How to take "Hattie" from bag to bread
So, you’ve purchased or been gifted a little bag of “Hattie”, my dehydrated sourdough starter, now what? On this page you’ll see a day by day guide for how to rehydrate, feed, and (eventually) bake with your starter!
Before we begin, gather the rest of your supplies. These are the basics that you will need. You can refer to my full “Sourdough Must – Haves” list on Amazon for more items that are fun to have and use, but these (in my opinion) are the necessities.
- A food scale that weighs by grams and has a "tare" (zero out) function
- A food thermometer
- A glass jar - I love the Weck jars but any clean glass jar will do
- A wooden spoon with a long handle (or a spurtle)
- A rubber band that will fit around your jar
- Dutch oven with a lid - at least a 3 quart size
- Parchment paper or a silicone sling
Day 1 - Rehydrate
Empty your dehydrated starter into a glass jar. Break the starter up into pieces resembling large crumbs.
Add 1 tablespoon of room temperature water. Filtered or tap water are fine, but do not use distilled.
Allow the starter and water to sit in a warm spot for 1 to 2 hours until the dehydrated starter is softened and dissolving.

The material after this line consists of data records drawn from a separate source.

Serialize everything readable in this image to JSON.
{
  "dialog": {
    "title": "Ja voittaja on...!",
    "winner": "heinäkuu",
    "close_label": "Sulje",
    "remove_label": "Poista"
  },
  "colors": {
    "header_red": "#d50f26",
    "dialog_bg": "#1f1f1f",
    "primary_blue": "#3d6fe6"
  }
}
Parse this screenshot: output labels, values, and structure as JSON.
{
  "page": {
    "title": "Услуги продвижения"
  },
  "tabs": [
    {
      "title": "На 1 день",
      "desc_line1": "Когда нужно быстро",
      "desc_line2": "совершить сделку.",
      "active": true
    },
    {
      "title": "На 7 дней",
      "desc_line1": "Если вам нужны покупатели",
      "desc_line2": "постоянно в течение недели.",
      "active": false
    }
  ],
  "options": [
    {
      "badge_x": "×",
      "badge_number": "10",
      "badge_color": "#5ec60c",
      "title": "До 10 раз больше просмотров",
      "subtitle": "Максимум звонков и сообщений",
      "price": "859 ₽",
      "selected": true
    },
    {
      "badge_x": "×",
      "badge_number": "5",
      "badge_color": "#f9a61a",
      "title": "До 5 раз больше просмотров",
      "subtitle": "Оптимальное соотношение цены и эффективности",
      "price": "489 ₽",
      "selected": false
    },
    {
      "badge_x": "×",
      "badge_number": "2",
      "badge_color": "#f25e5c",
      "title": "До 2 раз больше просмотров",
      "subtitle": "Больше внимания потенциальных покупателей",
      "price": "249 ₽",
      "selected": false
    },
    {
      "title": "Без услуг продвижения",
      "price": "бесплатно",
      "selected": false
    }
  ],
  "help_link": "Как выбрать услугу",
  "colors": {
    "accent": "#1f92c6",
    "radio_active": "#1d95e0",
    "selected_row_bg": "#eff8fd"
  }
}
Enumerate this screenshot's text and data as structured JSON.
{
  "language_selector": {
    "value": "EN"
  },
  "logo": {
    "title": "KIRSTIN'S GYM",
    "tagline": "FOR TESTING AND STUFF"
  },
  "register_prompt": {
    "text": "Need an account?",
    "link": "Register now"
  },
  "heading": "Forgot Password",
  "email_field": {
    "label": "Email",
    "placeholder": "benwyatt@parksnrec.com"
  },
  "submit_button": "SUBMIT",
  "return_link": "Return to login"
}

Feed your starter with 1 tablespoon of all purpose flour and mix to combine with the handle of your wooden spoon. Cover loosely with a paper towel, coffee filter, or loose lid. Leave in your warm spot for 24 hours.
Day 2 - First full feeding
Feed your starter with 1 tablespoon of all purpose flour and 1 tablespoon of room temperature water. Do not discard at this stage. Cover. Place your rubber band around the jar at the level of your starter. This will enable you to easily see how much it’s rising! Allow to sit in a warm spot for 24 hours.
Day 3 - Second feeding
By this point, your starter may have started to show signs of life. Bubbles and an increase in the rise would be an indicator that the starter is taking off. But if not, that’s also fine! Your room may be a little on the cool side, or your starter just needs a bit more time.
Feed the starter with 2 tablespoons of all purpose flour and 1 tablespoon of room temperature water. Cover. Allow to sit for another 24 hours.
Today you will do your first discard. Remove about half of the starter from your jar (you can just eyeball this). You should be left with approximately 1/4 cup of starter in your container. Then feed your remaining starter with 1/4 cup of all purpose flour and just under 1/4 cup of room temperature water. At this point you want slightly more flour than water in your feeding. This will result in a starter that is the consistency of a thick pancake batter. Cover and let sit for another 24 hours.
With the starter you removed, your discard, you can either just throw it away or you can move it to a different container and store it in the refrigerator. There are a lot of recipes that you can make using just the discard, which is just unfed (dormant) starter!
Day 5 - Fourth feeding and second discard
Discard and feed as on Day 4.
After allowing your starter to rise for 4 – 6 hours, note its appearance. It should be very bubbly and doubling in size as it rises. Maybe more than double! If it’s not quite there, you will repeat this feed and discard process (discard about half, feed with 1/4 cup of flour and just under 1/4 cup of water) for another few days until it starts to rise.
Day 6 (or beyond) - Feed and Mix your dough
- Place a mixing bowl on your scale and hit the "tare" or "zero out" button.
- To the bowl add 350 grams of room temperature water and then zero out the scale
- Add 50 grams of your active bubbly starter to the water, and mix it in until the water/starter are a milky consistency (a whisk works well for this. Then zero out the scale.
- Add 10 grams of salt. Whisk. Zero out the scale.
- Add 500 grams of all-purpose white flour.
- Using your hands (yes, this will be messy) thoroughly mix the flour into the water mixture until you have a shaggy dough.
- Cover the bowl and rest the dough for 30 minutes. You can cover with a shower cap, damp kitchen towel, plastic wrap, whatever you prefer. You just want to protect the dough from drying out.
- After the 30 minutes, you will do your first round of stretch and folds. Slide one hand under the dough, pull the dough up and over the other side, repeat this motion around the bowl, one side at a time, about 4 sets of stretch/fold. This has the purpose of further mixing the dough together and also developing the strength of the dough. You can repeat this process a second time now, if your dough still is showing some dry spots of flour.
- You will repeat the above stretch and folds 4 times over the next few hours, with 30 to 60 minutes between each round. Cover your bowl between each round.
- At the end of this time period, do one more round of stretch and folds, cover the bowl, and allow your dough to bulk ferment overnight.